Ponte Vedra Beach residents sound off on potential MSTU/BU for beach restoration

County Commission approves survey, initiates process


Some Ponte Vedra Beach residents are rejoicing this week after the St. Johns County Board of County Commissioners (BCC) unanimously decided Tuesday, June 5 to take the first step toward the creation of a Municipal Service Taxing Unit (MSTU) or a Municipal Service Benefit Unit (MSBU) for the restoration of the area’s beaches.

“I see no way not to do this — to initiate this process,” Commissioner Jay Morris said at the BCC meeting.

Although the 5-0 decision did not officially approve an MSTU/BU, it did set the process in motion by directing the county to survey property owners in Ponte Vedra Beach as to whether they would support a special assessment to cover the “start-up costs” of a beach restoration project, totaling about $1.2 million.

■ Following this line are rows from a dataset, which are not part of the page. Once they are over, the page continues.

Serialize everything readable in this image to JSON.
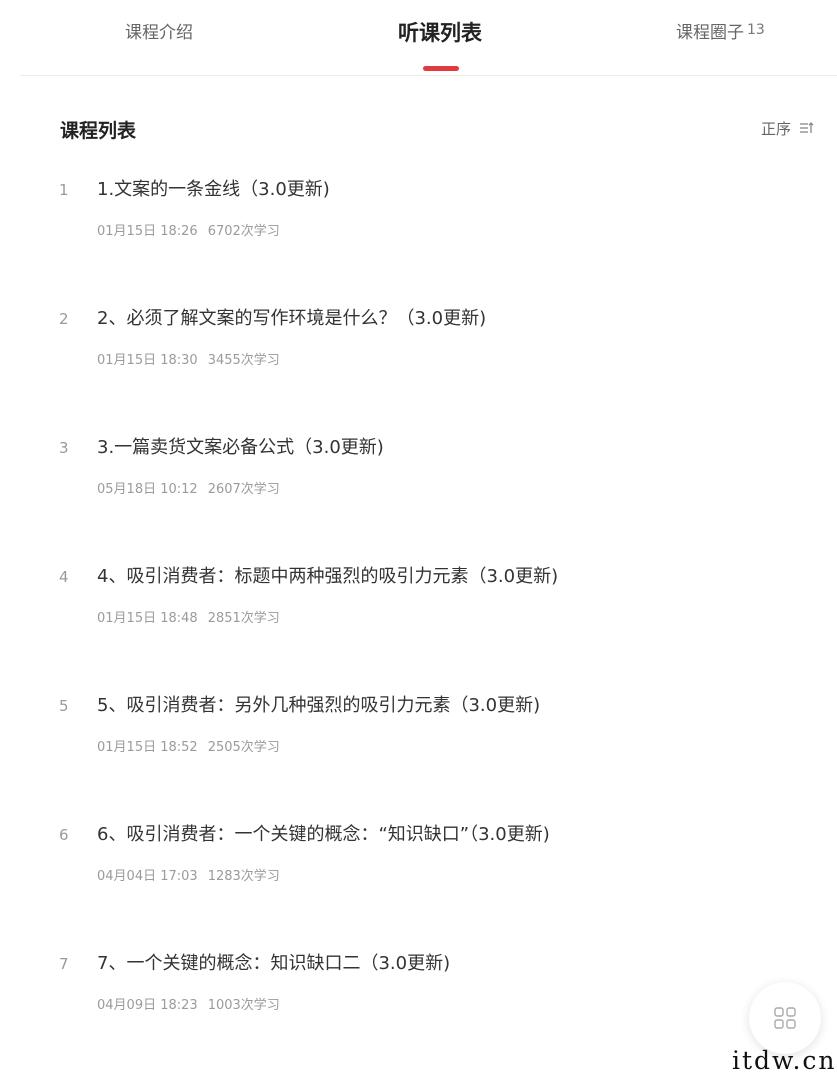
{
  "tabs": [
    {
      "label": "课程介绍"
    },
    {
      "label": "听课列表",
      "active": true
    },
    {
      "label": "课程圈子",
      "count": "13"
    }
  ],
  "accent_color": "#e13b3f",
  "section": {
    "title": "课程列表",
    "sort_label": "正序",
    "sort_icon": "sort-icon"
  },
  "lessons": [
    {
      "index": "1",
      "title": "1.文案的一条金线（3.0更新)",
      "date": "01月15日 18:26",
      "views": "6702次学习"
    },
    {
      "index": "2",
      "title": "2、必须了解文案的写作环境是什么？（3.0更新)",
      "date": "01月15日 18:30",
      "views": "3455次学习"
    },
    {
      "index": "3",
      "title": "3.一篇卖货文案必备公式（3.0更新)",
      "date": "05月18日 10:12",
      "views": "2607次学习"
    },
    {
      "index": "4",
      "title": "4、吸引消费者：标题中两种强烈的吸引力元素（3.0更新)",
      "date": "01月15日 18:48",
      "views": "2851次学习"
    },
    {
      "index": "5",
      "title": "5、吸引消费者：另外几种强烈的吸引力元素（3.0更新)",
      "date": "01月15日 18:52",
      "views": "2505次学习"
    },
    {
      "index": "6",
      "title": "6、吸引消费者：一个关键的概念：“知识缺口”（3.0更新)",
      "date": "04月04日 17:03",
      "views": "1283次学习"
    },
    {
      "index": "7",
      "title": "7、一个关键的概念：知识缺口二（3.0更新)",
      "date": "04月09日 18:23",
      "views": "1003次学习"
    }
  ],
  "fab": {
    "icon": "grid-icon"
  },
  "watermark": "itdw.cn"
}
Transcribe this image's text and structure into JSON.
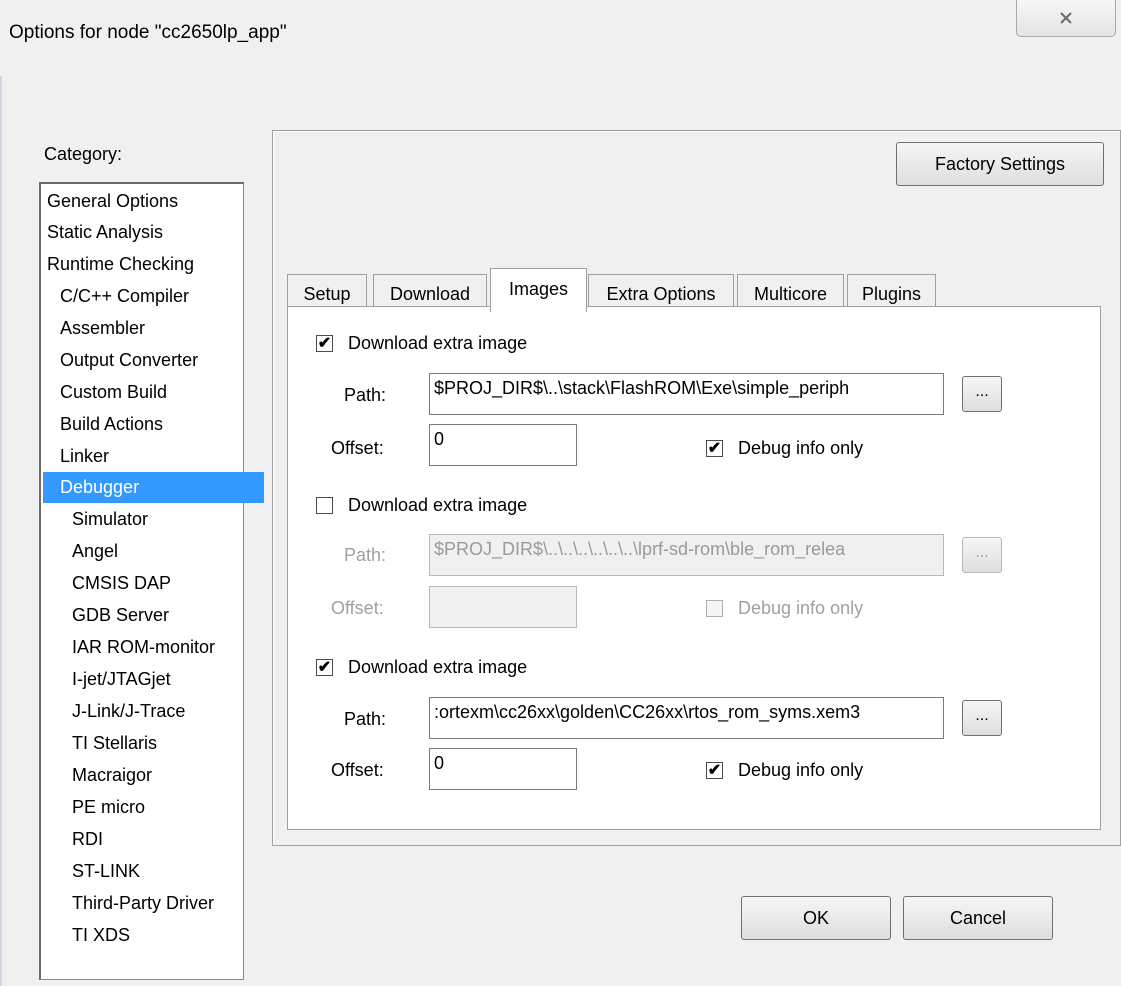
{
  "window": {
    "title": "Options for node \"cc2650lp_app\"",
    "close_glyph": "☒"
  },
  "category": {
    "label": "Category:",
    "items": [
      "General Options",
      "Static Analysis",
      "Runtime Checking",
      "C/C++ Compiler",
      "Assembler",
      "Output Converter",
      "Custom Build",
      "Build Actions",
      "Linker",
      "Debugger",
      "Simulator",
      "Angel",
      "CMSIS DAP",
      "GDB Server",
      "IAR ROM-monitor",
      "I-jet/JTAGjet",
      "J-Link/J-Trace",
      "TI Stellaris",
      "Macraigor",
      "PE micro",
      "RDI",
      "ST-LINK",
      "Third-Party Driver",
      "TI XDS"
    ],
    "selected": "Debugger"
  },
  "factory_settings_label": "Factory Settings",
  "tabs": [
    "Setup",
    "Download",
    "Images",
    "Extra Options",
    "Multicore",
    "Plugins"
  ],
  "active_tab": "Images",
  "images": [
    {
      "checkbox_label": "Download extra image",
      "checked": true,
      "enabled": true,
      "path_label": "Path:",
      "path_value": "$PROJ_DIR$\\..\\stack\\FlashROM\\Exe\\simple_periph",
      "offset_label": "Offset:",
      "offset_value": "0",
      "debug_label": "Debug info only",
      "debug_checked": true,
      "browse_label": "..."
    },
    {
      "checkbox_label": "Download extra image",
      "checked": false,
      "enabled": false,
      "path_label": "Path:",
      "path_value": "$PROJ_DIR$\\..\\..\\..\\..\\..\\..\\lprf-sd-rom\\ble_rom_relea",
      "offset_label": "Offset:",
      "offset_value": "",
      "debug_label": "Debug info only",
      "debug_checked": false,
      "browse_label": "..."
    },
    {
      "checkbox_label": "Download extra image",
      "checked": true,
      "enabled": true,
      "path_label": "Path:",
      "path_value": ":ortexm\\cc26xx\\golden\\CC26xx\\rtos_rom_syms.xem3",
      "offset_label": "Offset:",
      "offset_value": "0",
      "debug_label": "Debug info only",
      "debug_checked": true,
      "browse_label": "..."
    }
  ],
  "buttons": {
    "ok": "OK",
    "cancel": "Cancel"
  },
  "check_glyph": "✔"
}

“As we know, the community in Ponte Vedra Beach has experienced extreme erosion along their coastline following Hurricane Irma and the nor’easters that followed,” said Damon Douglas, project manager for the county. “We have been hearing from them, answering questions and listening for the past several months, and they have requested that we begin the process for putting together some kind of local funding mechanism to help them with a potential future beach restoration project.”

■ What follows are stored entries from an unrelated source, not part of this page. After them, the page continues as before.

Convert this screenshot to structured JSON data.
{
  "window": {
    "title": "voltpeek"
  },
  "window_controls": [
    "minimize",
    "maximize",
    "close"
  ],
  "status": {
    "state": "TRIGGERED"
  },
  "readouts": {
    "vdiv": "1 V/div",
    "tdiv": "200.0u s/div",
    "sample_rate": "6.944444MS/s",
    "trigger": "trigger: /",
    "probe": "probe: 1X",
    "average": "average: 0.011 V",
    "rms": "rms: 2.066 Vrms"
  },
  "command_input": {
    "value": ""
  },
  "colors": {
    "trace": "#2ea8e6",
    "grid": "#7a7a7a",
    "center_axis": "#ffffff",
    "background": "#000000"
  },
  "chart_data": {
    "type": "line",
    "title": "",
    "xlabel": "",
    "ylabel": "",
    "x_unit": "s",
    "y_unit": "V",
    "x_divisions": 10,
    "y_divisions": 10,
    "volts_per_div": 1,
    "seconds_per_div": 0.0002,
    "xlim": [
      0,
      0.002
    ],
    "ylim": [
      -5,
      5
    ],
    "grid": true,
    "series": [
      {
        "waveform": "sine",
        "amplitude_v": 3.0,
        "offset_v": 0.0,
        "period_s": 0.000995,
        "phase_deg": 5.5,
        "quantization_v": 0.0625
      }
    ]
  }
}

While one resident questioned the commissioners on how much money taxpayers who do not live on the beach would be required to contribute, several others expressed their support for the creation of an assessment to restore the beaches, including Ponte Vedra Beach resident Lori Moffett, who spoke on behalf of Save Ponte Vedra Beach Inc.

“We are very encouraged by the steps that you’re taking today,” Moffett said. “We simply want what you’ve done for South Ponte Vedra. We want to create our own municipal district to eventually get an engineer on board and hired and the beach restored.”

On December 19, the County Commission voted to approve the creation of MSTUs for the restoration of Vilano Beach and South Ponte Vedra Beach. As of yet, however, there is still no county-approved plan for Ponte Vedra Beach proper, and that is what Save Ponte Vedra Beach ultimately hopes to change.

According to a study performed by coastal engineering firm Olsen Associates, Ponte Vedra Beach has lost 135 feet of coastline since 1970. As St. Johns County’s beaches are a key component of what draws tourists and homebuyers to the area, a failure to maintain them could be devastating for the county, Moffett contended.

 “At the moment, as you probably know, property values in Ponte Vedra are spiraling downward, and the only thing that will reverse that trend is a renourished, wider beach,” she said. “Otherwise, we’re looking at a downward spiraling of property values to come, and that has dire consequences financially for the whole county.”

Recently, Save Ponte Vedra Beach conducted its own survey to gauge the support throughout the Ponte Vedra community for an assessment to fund beach renourishment. Out of the more than 600 people surveyed, the organization reported that about 91 percent responded favorably to the idea.

While many local property owners may support an assessment, however, Commissioner Jimmy Johns expressed frustration over the lack of details that had been provided to the BCC.

“I’m looking for ways to get government out of peoples’ way so that they can protect their property, but if we have to participate in this process, then we need to clearly convey what the expectations are before running down this path,” he said.

Commissioners Jeb Smith and Paul Waldron echoed Smith’s concerns regarding the lack of information and costs. Morris, however, contended that more details couldn’t be obtained until a survey had been conducted.

“We can sit here and analyze this until the cows come home or the beaches are gone,” he said. “Let’s start the process. … If we sit here and argue about this, nothing’s going to take place.”

In addition to an MSTU or MSBU, another possible local source of funding that supporters of the Save Ponte Vedra Beach initiative are hoping to secure is a proposed 1-percent increase (from 4 to 5 percent) in St. Johns County’s bed tax. Currently under county consideration, the tax increase could potentially yield more than $2 million annually for beach renourishment if approved by the BCC. According to county officials, however, the date for the board’s final vote on that matter is still pending.

Still, while the question of local funding remains uncertain, beachgoers and property owners may soon find some relief at the federal level. On June 6, the U.S. House of Representatives passed the Water Resources Development Act of 2018, which, if passed by the Senate, would include $15 million for beach renourishment in St. Johns County.

“The House passage of the Water Resources Development Act is a significant step toward vital investment in our nation’s ports and waterways, as well as protecting our communities against natural disasters like we saw last year in Jacksonville with Hurricane Irma,” Rep. John Rutherford (R-FL) said in a statement released last week. “This bill contains several important provisions that will invest in Northeast Florida, and I am proud to have voted in favor of it. I commend my colleagues in the House for recognizing the need to strengthen our water infrastructure and look forward to working with them in the future to further improve our communities.”